Steve Scala: I’m curious if you have concluded the IRA negotiations for Pomalyst and how did the results compare to expectations? GSK indicated yesterday that its negotiations concluded for one of its drugs, and they did not sound troubled in the least at the result of those negotiations. And I’ll leave it to one question given the time is short.
Christopher Boerner: Steve, Adam, why don’t you take that?
Adam Lenkowsky: Steve, thanks for the question. Appreciate it. The IRA negotiations officially conclude tomorrow. And so we are currently finalizing that. There’s not much I can say about the negotiation, except for the fact that, as you know, the negotiations for Pomalyst. And so Pomalyst by the time the MSP is effectuated in January 27, Pomalyst will have lost exclusivity in the U.S. So again, we don’t feel like this will have any impact on the company and the outlook of the company. And we believe that this — the price will be made public at the latest, November 30. What we saw last year is that it should come earlier. But taken together, we feel good about the negotiation and where we’ll be at the end.

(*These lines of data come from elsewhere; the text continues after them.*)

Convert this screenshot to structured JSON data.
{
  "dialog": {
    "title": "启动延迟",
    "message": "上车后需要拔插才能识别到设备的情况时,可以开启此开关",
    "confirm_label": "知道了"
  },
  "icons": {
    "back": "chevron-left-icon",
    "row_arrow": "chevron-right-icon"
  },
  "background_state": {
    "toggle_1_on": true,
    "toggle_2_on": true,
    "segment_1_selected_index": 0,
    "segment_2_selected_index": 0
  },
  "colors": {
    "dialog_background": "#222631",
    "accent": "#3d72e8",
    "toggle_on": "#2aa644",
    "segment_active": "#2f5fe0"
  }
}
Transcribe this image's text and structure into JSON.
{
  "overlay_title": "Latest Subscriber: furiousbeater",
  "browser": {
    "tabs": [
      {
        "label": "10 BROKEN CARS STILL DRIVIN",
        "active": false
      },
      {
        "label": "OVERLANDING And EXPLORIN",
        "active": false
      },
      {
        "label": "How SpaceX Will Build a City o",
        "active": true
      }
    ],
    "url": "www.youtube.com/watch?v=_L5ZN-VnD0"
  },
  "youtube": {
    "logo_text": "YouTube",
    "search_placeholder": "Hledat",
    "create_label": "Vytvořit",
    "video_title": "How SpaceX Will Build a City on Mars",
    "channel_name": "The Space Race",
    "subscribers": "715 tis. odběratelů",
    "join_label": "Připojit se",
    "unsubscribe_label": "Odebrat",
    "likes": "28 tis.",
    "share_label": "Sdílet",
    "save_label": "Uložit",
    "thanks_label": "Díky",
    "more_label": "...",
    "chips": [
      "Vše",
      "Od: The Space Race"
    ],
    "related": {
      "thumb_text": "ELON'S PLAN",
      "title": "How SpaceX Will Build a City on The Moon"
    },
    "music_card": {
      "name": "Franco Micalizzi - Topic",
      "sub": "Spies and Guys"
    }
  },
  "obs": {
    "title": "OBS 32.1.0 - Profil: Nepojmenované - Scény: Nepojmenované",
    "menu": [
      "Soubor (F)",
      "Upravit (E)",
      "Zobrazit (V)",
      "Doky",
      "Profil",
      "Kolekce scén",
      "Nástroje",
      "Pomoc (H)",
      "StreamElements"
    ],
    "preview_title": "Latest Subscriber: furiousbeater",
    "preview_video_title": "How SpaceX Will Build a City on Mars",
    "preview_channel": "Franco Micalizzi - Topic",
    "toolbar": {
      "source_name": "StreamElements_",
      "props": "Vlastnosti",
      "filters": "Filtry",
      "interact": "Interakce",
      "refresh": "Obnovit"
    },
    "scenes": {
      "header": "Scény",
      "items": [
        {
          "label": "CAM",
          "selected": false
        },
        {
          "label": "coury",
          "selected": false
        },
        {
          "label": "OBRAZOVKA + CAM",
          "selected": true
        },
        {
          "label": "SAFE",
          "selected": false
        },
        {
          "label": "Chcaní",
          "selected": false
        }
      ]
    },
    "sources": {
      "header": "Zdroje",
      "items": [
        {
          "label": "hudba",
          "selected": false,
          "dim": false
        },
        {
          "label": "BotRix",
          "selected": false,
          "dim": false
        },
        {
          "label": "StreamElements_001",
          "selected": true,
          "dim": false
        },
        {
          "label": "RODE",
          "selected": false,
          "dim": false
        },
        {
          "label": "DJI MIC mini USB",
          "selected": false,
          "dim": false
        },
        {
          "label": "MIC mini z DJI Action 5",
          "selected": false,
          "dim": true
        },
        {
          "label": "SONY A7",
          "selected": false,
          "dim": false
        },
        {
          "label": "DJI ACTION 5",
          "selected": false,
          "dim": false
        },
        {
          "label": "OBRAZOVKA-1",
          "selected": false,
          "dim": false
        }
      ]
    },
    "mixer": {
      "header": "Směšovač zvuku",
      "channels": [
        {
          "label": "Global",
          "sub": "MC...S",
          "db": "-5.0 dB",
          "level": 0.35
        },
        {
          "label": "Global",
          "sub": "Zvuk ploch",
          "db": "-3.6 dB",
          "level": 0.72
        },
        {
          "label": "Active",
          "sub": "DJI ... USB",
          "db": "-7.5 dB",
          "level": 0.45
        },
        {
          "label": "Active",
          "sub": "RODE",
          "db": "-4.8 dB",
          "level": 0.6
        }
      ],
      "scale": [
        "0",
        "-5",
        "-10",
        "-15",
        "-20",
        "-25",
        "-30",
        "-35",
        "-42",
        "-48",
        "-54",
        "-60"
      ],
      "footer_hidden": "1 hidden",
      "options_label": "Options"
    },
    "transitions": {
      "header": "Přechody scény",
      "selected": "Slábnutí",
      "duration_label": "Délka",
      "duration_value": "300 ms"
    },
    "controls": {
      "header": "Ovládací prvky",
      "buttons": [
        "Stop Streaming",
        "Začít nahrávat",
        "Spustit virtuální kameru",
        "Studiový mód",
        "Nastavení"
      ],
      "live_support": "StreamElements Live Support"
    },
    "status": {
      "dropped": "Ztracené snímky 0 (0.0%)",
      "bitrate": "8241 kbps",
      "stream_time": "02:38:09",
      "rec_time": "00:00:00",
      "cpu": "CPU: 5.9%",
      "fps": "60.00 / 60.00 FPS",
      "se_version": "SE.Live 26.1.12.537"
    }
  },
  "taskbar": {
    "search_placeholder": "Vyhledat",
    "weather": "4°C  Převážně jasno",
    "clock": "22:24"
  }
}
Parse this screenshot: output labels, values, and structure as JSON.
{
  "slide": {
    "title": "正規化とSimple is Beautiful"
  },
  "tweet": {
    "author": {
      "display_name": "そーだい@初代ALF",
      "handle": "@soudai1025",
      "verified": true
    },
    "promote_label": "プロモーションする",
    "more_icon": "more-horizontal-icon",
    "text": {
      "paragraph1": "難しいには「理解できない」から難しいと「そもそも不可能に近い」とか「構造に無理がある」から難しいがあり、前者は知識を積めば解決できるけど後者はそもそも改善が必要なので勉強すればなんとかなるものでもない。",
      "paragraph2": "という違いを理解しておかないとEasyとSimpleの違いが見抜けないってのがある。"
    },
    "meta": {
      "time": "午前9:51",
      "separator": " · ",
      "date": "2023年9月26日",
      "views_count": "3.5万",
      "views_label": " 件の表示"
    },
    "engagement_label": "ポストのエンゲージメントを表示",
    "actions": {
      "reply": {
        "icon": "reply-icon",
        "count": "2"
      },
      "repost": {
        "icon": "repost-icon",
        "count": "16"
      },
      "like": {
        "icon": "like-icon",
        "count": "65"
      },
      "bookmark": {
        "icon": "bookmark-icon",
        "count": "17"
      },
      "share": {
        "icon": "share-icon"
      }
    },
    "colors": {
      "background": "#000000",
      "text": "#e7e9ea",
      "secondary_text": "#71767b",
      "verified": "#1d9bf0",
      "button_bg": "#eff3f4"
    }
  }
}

Christopher Boerner: Thanks, Adam. And thanks, Chuck, also for choreographing today’s call. We know it’s a busy morning for all of you, given that there are several companies in our sector that are going to be reporting. So I want to thank you all for joining the call this morning. In closing, our year-to-date results, I think, reflect the focus that we have on execution with strong performance from the growth portfolio, our business development activities that we spoke about during the call, continued progress on our strategic productivity initiatives and solid free cash flow generation, we’re doing what we said we would do. We look forward to the clinical data readouts accelerating into 2026, which, as discussed, have the potential to, we believe, shape the potential of our pipeline and provide more certainty on the shape of our growth trajectory.
So again, thank you all for calling in today. And as always, the team is available for any follow-ups. So have a great rest of the day.
Operator: The conference has now concluded. Thank you for attending today’s presentation. You may now disconnect.